The Department of Energy’s 2017 budget request was released back in February, and is now awaiting congressional approval. The request included $261 million for the Advanced Manufacturing Office (AMO), the part of DOE that focuses on energy use in the manufacturing sector. It does so by bringing together manufacturers, research institutions, suppliers, and universities to promote manufacturing clean energy products and implementing best practices. The increase, over prior years, of the AMO budget allocation demonstrates a continuing interest and commitment by the federal government to invest in energy efficiency in the industry sector, especially in helping energy-intensive manufacturers reduce their energy use and develop new, energy-efficient technologies, processes, and products.

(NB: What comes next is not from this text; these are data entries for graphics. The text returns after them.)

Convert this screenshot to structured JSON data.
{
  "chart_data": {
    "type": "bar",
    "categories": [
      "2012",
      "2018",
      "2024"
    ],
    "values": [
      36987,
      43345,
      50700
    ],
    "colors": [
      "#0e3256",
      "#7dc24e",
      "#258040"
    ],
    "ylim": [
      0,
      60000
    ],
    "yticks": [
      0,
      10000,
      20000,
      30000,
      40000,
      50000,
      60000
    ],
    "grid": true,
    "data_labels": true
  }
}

Industrial priorities in the AMO budget
The AMO budget request is divided into three subprograms: Advanced Manufacturing R&D Projects ($102.5 million), Advanced Manufacturing R&D Facilities ($129 million), and Industrial Technical Assistance ($29.5 million). The R&D Projects subprogram request includes $10 million for projects at the Manufacturing Demonstration Facility at Oak Ridge National Lab, and the bulk of the budget, $40 million, would be invested in competitive solicitations. The R&D Facilities subprogram plans to concentrate its efforts on new and continued funding for Clean Energy Manufacturing Innovation Institutes, specifically highlighting the first annual payment for a new Energy-Water Desalination Hub. The Technical Assistance subprogram allocates $10 million each in continuing support for the Combined Heat and Power Technical Assistance Partnerships and the Industrial Assessment Centers (IACs).
The request continues a long history of government support for industrial energy efficiency and advanced manufacturing. The graph below compares annual investment in AMO activities dating back to 1998 (adjusted to 2015$) and a breakdown of the programs funded. The 2017 request represents a 14% increase over last year’s allocation for AMO and is one piece of the administration’s overall request for a 40% increase for the Office of Energy Efficiency and Renewable Energy. While the budget allocations have fluctuated over the years, this year’s request represents a firm commitment by DOE to invest in the development of energy-saving research and technology.
What we learned from AMO’s director
Earlier this month, AMO’s director, Dr. Mark Johnson, shared more details on the office’s future plans during a meeting of ACEEE’s industrial working group. Dr. Johnson highlighted upcoming efforts relating to water desalination, specifically encouraging the development of technology, scientific research, and manufacturing that can increase the efficiency of desalination without an increase in cost or energy usage. He also emphasized the work of the IAC program, which is celebrating its 40th anniversary. Through the program, teams at 24 of the top US engineering schools have conducted more than 16,000 energy assessments, helping manufacturers save more than $1 billion in energy costs, enough energy to power 1.4 million homes. A solicitation is currently open to determine which universities will host the 24 IACs for the next five years, and DOE will invest approximately $35 million in those centers over that period.
If you’re interested in becoming involved in ACEEE’s industrial working group, send an email to email@example.com and request an invitation to join. The group is an informal committee of stakeholders that convenes periodically, primarily to discuss federal policy issues affecting the industrial sector.
Industrial topics in this year’s Better Buildings Summit
AMO staff and industry partners will showcase best practices and leading energy efficiency solutions at DOE’s upcoming 2016 Better Buildings Summit in Washington, DC. The Summit will be held on May 9–11, and will include 900 participants and speakers from the commercial, industrial, public, multifamily, residential, and data center sectors. Industrial topics will cover water-saving technology and projects, smart manufacturing, data analysis, and energy savings related to heating/cooling, steam, pumps, process heating, and compressed air. Dr. Johnson and ACEEE’s senior director for research, Neal Elliott, will be featured panelists on the first day of the summit, during the Better Plants Partner Meeting: Key Trends and Future Directions in Industrial Energy Efficiency session. Other staff from the ACEEE Industry Program will participate in panels, including Ethan Rogers, who will discuss supply chain efficiency, and Christopher Russell, who will discuss how to value the multiple benefits of efficiency.